Petitioners also advance the theory that even though the expense was not incurred by Ida B. Stone in the conduct of her business, she was entitled to the deduction for the reason that it was incurred as a result of the business activities of her brother, Louis D. Hirsheimer. This argument, as we understand, is predicated upon the theory that as transferee, she occupied the same position as that of her brother from whom she inherited, and that, therefore, she is entitled to deduct in the same manner and to the same extent, had the deduction been claimed by him. We think a fair interpretation of the statute requires a denial of this contention. We find nothing in the language employed which indicates or could reasonably be construed to permit a deduction for expenses incurred, or which might have been incurred by a person other than the one who makes claims thereto. Athol Mfg. Co. v. Commissioner, 1 Cir., 54 F.2d 230; White v. Commissioner, 9 Cir., 61 F.2d 726.

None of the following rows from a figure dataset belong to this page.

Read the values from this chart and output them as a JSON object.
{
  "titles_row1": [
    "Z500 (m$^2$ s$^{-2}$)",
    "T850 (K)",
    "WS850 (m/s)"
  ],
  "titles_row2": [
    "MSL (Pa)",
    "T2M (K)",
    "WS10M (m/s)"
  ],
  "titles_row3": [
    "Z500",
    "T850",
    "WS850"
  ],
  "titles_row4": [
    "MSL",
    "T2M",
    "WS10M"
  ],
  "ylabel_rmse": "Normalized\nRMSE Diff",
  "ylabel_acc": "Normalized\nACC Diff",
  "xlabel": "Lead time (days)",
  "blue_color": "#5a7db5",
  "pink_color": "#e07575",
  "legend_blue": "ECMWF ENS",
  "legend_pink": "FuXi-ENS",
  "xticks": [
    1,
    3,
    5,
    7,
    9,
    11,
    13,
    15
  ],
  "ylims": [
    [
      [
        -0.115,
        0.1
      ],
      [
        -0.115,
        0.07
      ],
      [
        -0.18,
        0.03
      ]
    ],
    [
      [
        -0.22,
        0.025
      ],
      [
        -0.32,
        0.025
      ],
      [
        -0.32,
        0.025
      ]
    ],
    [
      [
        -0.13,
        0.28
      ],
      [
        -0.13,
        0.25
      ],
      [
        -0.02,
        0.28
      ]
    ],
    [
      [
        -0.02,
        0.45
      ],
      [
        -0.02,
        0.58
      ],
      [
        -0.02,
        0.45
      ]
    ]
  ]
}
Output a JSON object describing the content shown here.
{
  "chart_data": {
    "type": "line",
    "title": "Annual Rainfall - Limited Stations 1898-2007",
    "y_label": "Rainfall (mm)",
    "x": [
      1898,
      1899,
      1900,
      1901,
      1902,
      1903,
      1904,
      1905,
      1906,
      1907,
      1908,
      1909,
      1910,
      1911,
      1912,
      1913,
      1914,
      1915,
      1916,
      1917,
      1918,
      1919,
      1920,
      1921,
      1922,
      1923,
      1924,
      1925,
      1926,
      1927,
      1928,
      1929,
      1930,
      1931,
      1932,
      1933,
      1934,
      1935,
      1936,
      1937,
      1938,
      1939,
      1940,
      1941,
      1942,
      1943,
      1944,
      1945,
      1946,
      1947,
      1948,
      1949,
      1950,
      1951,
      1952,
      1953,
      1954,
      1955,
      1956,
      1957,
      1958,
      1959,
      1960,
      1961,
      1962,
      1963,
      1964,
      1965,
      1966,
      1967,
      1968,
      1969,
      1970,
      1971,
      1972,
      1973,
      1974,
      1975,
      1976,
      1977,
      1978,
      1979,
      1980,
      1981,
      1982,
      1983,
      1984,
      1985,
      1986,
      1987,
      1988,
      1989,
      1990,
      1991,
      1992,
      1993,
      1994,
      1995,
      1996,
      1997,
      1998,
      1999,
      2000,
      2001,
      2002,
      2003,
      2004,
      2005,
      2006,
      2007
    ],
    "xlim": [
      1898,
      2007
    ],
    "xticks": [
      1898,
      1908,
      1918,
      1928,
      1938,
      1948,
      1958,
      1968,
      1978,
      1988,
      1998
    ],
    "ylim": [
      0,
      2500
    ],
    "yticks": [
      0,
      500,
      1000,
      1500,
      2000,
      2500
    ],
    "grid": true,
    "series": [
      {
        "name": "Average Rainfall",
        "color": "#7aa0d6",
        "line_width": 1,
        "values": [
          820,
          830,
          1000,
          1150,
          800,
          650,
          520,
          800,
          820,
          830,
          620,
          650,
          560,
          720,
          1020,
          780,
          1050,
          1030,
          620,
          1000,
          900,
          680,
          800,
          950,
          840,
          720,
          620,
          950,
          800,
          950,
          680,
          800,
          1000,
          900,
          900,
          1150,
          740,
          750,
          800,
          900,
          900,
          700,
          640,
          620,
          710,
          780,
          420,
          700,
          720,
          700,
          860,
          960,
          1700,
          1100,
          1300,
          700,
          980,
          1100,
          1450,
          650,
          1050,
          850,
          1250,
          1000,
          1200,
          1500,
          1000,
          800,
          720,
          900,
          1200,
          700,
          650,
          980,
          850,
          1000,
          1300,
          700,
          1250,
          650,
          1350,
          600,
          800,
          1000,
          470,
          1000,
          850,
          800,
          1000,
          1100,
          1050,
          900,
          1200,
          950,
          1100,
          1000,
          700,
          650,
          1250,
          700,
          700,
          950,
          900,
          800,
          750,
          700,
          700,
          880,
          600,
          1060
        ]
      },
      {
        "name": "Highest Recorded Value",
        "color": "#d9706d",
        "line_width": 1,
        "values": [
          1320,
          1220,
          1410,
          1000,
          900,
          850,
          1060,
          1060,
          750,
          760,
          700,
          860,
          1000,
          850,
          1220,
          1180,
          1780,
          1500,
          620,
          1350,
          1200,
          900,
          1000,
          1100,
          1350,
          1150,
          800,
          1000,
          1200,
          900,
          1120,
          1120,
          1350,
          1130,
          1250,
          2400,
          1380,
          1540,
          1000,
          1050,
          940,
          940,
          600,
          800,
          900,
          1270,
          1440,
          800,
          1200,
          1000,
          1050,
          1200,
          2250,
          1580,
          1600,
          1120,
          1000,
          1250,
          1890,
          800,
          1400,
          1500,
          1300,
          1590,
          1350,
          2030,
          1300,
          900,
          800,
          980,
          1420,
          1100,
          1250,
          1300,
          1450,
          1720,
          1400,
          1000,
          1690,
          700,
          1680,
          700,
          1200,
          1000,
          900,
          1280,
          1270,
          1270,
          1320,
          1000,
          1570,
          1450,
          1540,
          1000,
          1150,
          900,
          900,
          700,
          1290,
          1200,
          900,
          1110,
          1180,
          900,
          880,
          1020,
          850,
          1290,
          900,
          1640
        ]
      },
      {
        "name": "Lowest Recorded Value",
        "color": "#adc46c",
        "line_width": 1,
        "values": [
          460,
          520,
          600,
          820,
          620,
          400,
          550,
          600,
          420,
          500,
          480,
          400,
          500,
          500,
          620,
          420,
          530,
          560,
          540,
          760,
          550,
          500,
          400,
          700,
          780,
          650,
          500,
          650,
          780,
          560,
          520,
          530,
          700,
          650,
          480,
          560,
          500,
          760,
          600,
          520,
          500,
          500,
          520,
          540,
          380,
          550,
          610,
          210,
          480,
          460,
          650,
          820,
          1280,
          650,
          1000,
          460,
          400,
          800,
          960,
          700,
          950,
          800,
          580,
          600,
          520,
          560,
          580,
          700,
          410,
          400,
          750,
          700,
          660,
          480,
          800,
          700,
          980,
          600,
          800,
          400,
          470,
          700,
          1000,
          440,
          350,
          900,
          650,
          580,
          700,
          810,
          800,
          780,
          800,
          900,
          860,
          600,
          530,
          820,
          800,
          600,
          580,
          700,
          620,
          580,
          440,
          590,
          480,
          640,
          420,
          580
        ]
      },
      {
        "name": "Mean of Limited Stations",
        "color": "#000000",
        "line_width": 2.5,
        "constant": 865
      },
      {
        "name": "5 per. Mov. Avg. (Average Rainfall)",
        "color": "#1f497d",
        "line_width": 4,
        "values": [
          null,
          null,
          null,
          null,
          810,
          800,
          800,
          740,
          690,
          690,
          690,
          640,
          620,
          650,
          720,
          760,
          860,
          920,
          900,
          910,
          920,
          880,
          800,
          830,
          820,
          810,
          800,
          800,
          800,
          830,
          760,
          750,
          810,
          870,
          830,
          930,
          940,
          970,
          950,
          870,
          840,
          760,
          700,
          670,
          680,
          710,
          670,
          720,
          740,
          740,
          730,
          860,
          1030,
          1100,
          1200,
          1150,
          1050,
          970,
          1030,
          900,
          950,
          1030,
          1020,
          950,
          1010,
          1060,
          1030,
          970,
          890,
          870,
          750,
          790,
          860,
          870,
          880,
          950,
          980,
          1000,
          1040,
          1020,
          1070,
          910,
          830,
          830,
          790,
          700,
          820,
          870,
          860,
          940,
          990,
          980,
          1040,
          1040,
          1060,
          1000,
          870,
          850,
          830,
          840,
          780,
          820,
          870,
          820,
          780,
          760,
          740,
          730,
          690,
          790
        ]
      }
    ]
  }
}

True, as petitioners point out, there have been rulings by the Department and the Board of Tax Appeals which apparently sustain their contention. Ley v. Commissioner, 21 B.T.A. 216; Sproehnle v. Commissioner, 20 B.T.A. 417; Bullock v. Commissioner, 16 B.T.A. 451. It would serve no good purpose, however, to analyze or endeavor to distinguish them. Generally, it appears, a different set of facts was presented, but whether so or not, we think it is clear on logic and reason that it was not intended, and the statute does not permit, a deduction for expenses incurred in protecting an inheritance from claims which had their origin prior to its receipt.
The decision of the Board of Tax Appeals is affirmed.